Preparing for pap test

In order to avoid an incorrect test result, for two days before your Pap smear, avoid the following:

  • Douching
  • Having sex
  • Using tampons, vaginal medicines, creams, sprays, or deodorants

You should also not have a Pap smear during or too close to your period, as this can cause inaccurate results. The best time to have a Pap smear is 10 to 20 days after your period starts.

During a Pap test

A Pap test is performed at your doctor’s office and is very short, lasting only a few minutes. You will lie on an exam table with your knees bent. The doctor will insert a speculum into your vagina to hold the walls of the vagina apart. This allows them access to your cervix. Your doctor will use a soft brush and scraping device called a spatula to collect cell samples. This procedure can cause slight discomfort but usually does not hurt.

Recovery

A Pap smear is not painful. You may experience slight discomfort as the swab brushes the surface of the cervix to collect cells.
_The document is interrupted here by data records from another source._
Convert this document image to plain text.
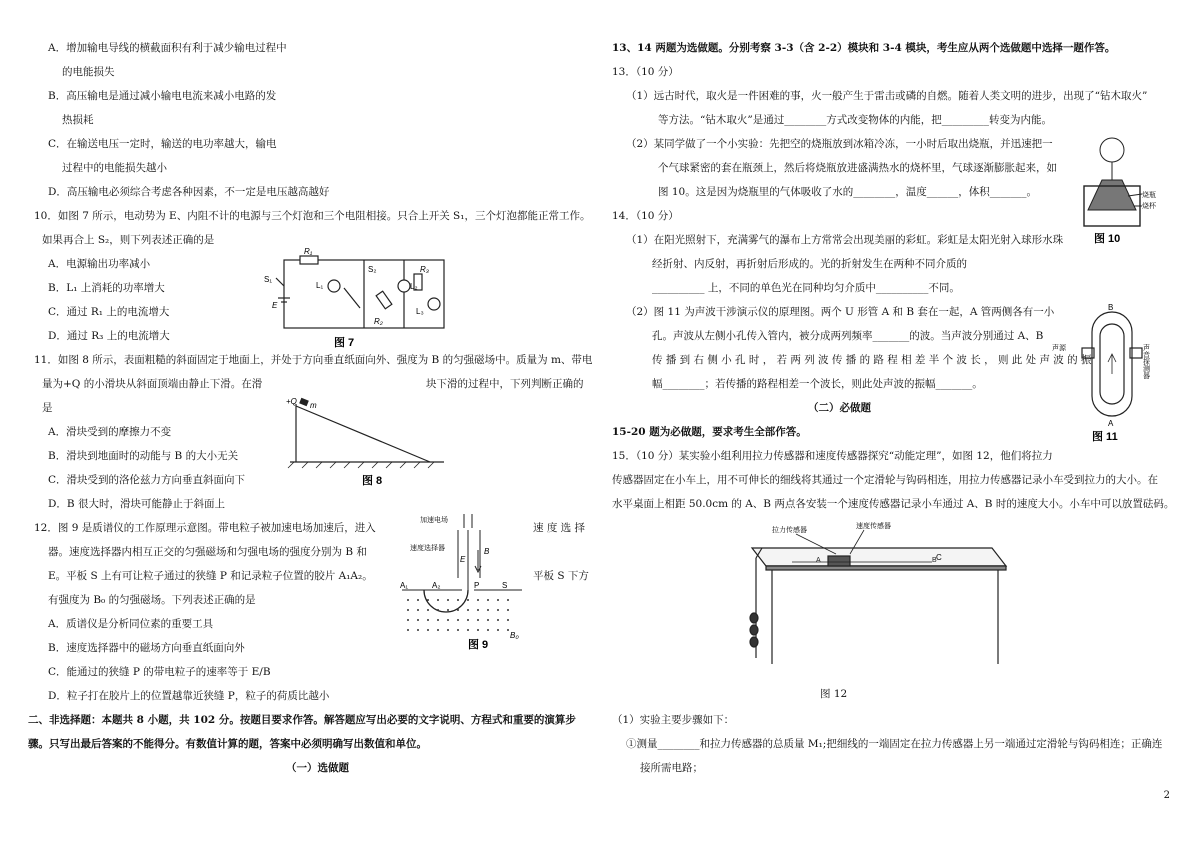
A．增加输电导线的横截面积有利于减少输电过程中
的电能损失
B．高压输电是通过减小输电电流来减小电路的发
热损耗
C．在输送电压一定时，输送的电功率越大，输电
过程中的电能损失越小
D．高压输电必须综合考虑各种因素，不一定是电压越高越好
10．如图 7 所示，电动势为 E、内阻不计的电源与三个灯泡和三个电阻相接。只合上开关 S₁，三个灯泡都能正常工作。
如果再合上 S₂，则下列表述正确的是
A．电源输出功率减小
B．L₁ 上消耗的功率增大
C．通过 R₁ 上的电流增大
D．通过 R₃ 上的电流增大
S₁
E
R₁
S₂
R₂
R₃
L₁	L₂
L₃
图 7
11．如图 8 所示，表面粗糙的斜面固定于地面上，并处于方向垂直纸面向外、强度为 B 的匀强磁场中。质量为 m、带电
量为+Q 的小滑块从斜面顶端由静止下滑。在滑	块下滑的过程中，下列判断正确的
是
A．滑块受到的摩擦力不变
B．滑块到地面时的动能与 B 的大小无关
C．滑块受到的洛伦兹力方向垂直斜面向下
D．B 很大时，滑块可能静止于斜面上
+Q m
图 8
12．图 9 是质谱仪的工作原理示意图。带电粒子被加速电场加速后，进入	速 度 选 择
器。速度选择器内相互正交的匀强磁场和匀强电场的强度分别为 B 和
E。平板 S 上有可让粒子通过的狭缝 P 和记录粒子位置的胶片 A₁A₂。	平板 S 下方
有强度为 B₀ 的匀强磁场。下列表述正确的是
A．质谱仪是分析同位素的重要工具
B．速度选择器中的磁场方向垂直纸面向外
C．能通过的狭缝 P 的带电粒子的速率等于 E/B
D．粒子打在胶片上的位置越靠近狭缝 P，粒子的荷质比越小
加速电场
速度选择器
E
B
A₁	A₂	P	S
B₀
图 9
二、非选择题：本题共 8 小题，共 102 分。按题目要求作答。解答题应写出必要的文字说明、方程式和重要的演算步
骤。只写出最后答案的不能得分。有数值计算的题，答案中必须明确写出数值和单位。
（一）选做题
13、14 两题为选做题。分别考察 3-3（含 2-2）模块和 3-4 模块，考生应从两个选做题中选择一题作答。
13．（10 分）
（1）远古时代，取火是一件困难的事，火一般产生于雷击或磷的自燃。随着人类文明的进步，出现了“钻木取火”
等方法。“钻木取火”是通过________方式改变物体的内能，把_________转变为内能。
（2）某同学做了一个小实验：先把空的烧瓶放到冰箱冷冻，一小时后取出烧瓶，并迅速把一
个气球紧密的套在瓶颈上，然后将烧瓶放进盛满热水的烧杯里，气球逐渐膨胀起来，如
图 10。这是因为烧瓶里的气体吸收了水的________，温度______，体积_______。	烧瓶
烧杯
图 10
14．（10 分）
（1）在阳光照射下，充满雾气的瀑布上方常常会出现美丽的彩虹。彩虹是太阳光射入球形水珠
经折射、内反射，再折射后形成的。光的折射发生在两种不同介质的
__________ 上，不同的单色光在同种均匀介质中__________不同。
（2）图 11 为声波干涉演示仪的原理图。两个 U 形管 A 和 B 套在一起，A 管两侧各有一小
孔。声波从左侧小孔传入管内，被分成两列频率_______的波。当声波分别通过 A、B
传 播 到 右 侧 小 孔 时 ， 若 两 列 波 传 播 的 路 程 相 差 半 个 波 长 ， 则 此 处 声 波 的 振
幅________；若传播的路程相差一个波长，则此处声波的振幅_______。
声源	声音探测器
A
B
图 11
（二）必做题
15-20 题为必做题，要求考生全部作答。
15．（10 分）某实验小组利用拉力传感器和速度传感器探究“动能定理”，如图 12，他们将拉力
传感器固定在小车上，用不可伸长的细线将其通过一个定滑轮与钩码相连，用拉力传感器记录小车受到拉力的大小。在
水平桌面上相距 50.0cm 的 A、B 两点各安装一个速度传感器记录小车通过 A、B 时的速度大小。小车中可以放置砝码。
A	B
拉力传感器
速度传感器
C
图 12
（1）实验主要步骤如下：
①测量________和拉力传感器的总质量 M₁;把细线的一端固定在拉力传感器上另一端通过定滑轮与钩码相连；正确连
接所需电路；
2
You may also have some spotting afterward. You can return to your normal activities after a Pap test.

Results

A Pap smear is a very safe and accurate screening test. Our highly trained health professionals will examine the cells under a microscope. The findings are checked before the results are reported to your doctor.

You will learn the results of your Pap smear in one to three weeks. If you have an abnormal result, you may need a repeat test or additional follow-up testing, such as an HPV test. Abnormal results are usually one of the following:

  • Atypical squamous cells of undetermined significance (ASCUS). This means that the squamous cells that grow on the surface of a healthy cervix are slightly abnormal. If no high-risk viruses are present, then this result is not worrisome, and no further testing is needed.
  • Atypical glandular cells. Glandular cells grow in the opening of the cervix and in the uterus. If they are abnormal, further testing will be needed to determine whether they are cancerous or of concern.
  • Squamous intraepithelial lesion. This term means that the cells from your Pap smear may be precancerous. Additional testing will be needed. It is likely years away from becoming cancer if it is considered low grade. High-grade changes may develop into cancer much more quickly.
  • Squamous cell cancer or adenocarcinoma cells. This term indicates that cancer is almost certainly present. If this type of cell is identified, your doctor will recommend prompt follow-up.

How to prevent cervical cancer

Cervical cancer is caused by infection with human papillomavirus (HPV), a very common sexually transmitted infection. In the U.S., almost 80 percent of adults carry some form of this virus, though the vast majority do not show symptoms.

The HPV vaccine protects against the types of HPV infections that are most commonly involved with cervical, vulvar, and vaginal cancers. This vaccine is given in a two or three dose schedule depending on how old you are when you start it. It is important to remember that this vaccine prevents new infections but does not treat existing infections.

In addition to getting the vaccine, using condoms during sex, limiting your number of sexual partners, and not smoking will help lower your risk of cervical cancer.

Cervical cancer is easiest to treat when it is identified early, even during precancerous stages. The best way to prevent cervical cancer is by getting regular Pap tests beginning at age 21. HPV-specific tests can also identify the cancer-causing virus screened for during a Pap smear.

The information contained in this article is meant for educational purposes only and should not replace advice from your healthcare provider.